Excavations at Pahiyangala since 2007 have also brought forth:

  • Technology that confirms the Mesolithic identity of the inhabitants – geometric microlithic stone tools (usually found rarely, less than one in 100,000 in Sri Lanka) – these would have been used for hunting, butchering, skinning and processing of animals. These microlithic tools were minute geometric-shaped quarts.
  • The Balangoda freepoint identified by Dr. Nimal Perera.
  •  Food habits – that they ate anything which walked, crawled or slithered, ranging from elephants to rhinos to pythons to lizards to molluscs to both fresh water and marine fish. But it was not all meat and fish but also a balanced diet that they consumed including lots of yams, wild breadfruit and Canarium nuts (kekuna). During the excavations begun in February, the researchers have come across shells of land and salt-lagoon snails and bones and other traces of animals, some extinct not only from the area but also from Sri Lanka such as rhinoceros and tigers.
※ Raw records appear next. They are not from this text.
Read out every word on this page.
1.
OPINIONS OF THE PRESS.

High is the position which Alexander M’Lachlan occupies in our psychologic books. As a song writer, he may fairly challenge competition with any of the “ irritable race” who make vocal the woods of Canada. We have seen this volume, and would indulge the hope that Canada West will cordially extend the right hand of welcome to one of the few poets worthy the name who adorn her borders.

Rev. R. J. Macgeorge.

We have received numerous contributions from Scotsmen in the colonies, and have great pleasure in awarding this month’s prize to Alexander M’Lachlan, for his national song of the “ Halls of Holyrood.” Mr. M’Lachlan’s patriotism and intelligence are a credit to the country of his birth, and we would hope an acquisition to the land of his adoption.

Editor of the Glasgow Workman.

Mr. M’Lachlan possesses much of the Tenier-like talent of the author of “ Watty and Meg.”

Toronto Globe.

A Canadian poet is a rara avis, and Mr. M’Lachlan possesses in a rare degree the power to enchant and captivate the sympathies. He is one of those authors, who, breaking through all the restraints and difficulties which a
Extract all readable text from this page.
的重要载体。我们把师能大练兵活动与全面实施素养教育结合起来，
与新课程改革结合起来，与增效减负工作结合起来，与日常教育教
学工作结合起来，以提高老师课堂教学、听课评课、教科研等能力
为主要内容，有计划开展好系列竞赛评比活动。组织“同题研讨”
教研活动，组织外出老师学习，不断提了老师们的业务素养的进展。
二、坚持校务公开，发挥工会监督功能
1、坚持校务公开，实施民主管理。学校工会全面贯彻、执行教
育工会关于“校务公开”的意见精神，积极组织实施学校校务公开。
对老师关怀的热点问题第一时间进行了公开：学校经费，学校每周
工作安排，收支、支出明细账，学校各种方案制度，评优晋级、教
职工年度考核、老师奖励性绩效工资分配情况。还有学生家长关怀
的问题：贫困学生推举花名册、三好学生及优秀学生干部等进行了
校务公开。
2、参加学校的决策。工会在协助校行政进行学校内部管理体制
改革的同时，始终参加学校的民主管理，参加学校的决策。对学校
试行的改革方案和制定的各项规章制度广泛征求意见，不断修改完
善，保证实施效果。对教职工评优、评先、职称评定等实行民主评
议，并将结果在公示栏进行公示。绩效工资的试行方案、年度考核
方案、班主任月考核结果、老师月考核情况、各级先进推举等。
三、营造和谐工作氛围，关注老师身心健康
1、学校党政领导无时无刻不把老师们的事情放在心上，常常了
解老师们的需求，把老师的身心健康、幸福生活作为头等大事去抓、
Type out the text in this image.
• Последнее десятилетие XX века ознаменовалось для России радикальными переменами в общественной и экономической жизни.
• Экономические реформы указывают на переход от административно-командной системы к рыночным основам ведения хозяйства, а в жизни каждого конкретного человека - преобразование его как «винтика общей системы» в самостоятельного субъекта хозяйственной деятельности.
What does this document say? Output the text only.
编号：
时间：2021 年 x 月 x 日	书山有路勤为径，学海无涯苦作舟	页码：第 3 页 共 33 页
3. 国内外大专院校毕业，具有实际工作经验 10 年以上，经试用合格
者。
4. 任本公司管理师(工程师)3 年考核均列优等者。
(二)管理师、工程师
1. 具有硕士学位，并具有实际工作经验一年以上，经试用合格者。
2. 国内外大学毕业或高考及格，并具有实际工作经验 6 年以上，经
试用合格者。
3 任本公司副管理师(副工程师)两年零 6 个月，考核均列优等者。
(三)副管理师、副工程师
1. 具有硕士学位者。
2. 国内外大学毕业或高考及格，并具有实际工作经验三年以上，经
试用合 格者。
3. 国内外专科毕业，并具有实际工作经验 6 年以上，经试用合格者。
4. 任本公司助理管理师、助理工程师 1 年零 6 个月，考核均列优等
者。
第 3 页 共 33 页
Elephant (the teeth of a baby), three types of deer and also leopard are among the other finds. An interesting facet has been the identification of salt-lagoon snails and Tiger-shark teeth. Meanwhile, coprolite (fossilized dung) found at Pahiyangala had been sent to England for testing and found to be that of a carnivore.
  •  Cultural leanings – the fact that Mesolithic Man was into the arts is obvious, from the use of red ochre as well as graphite for decorative purposes.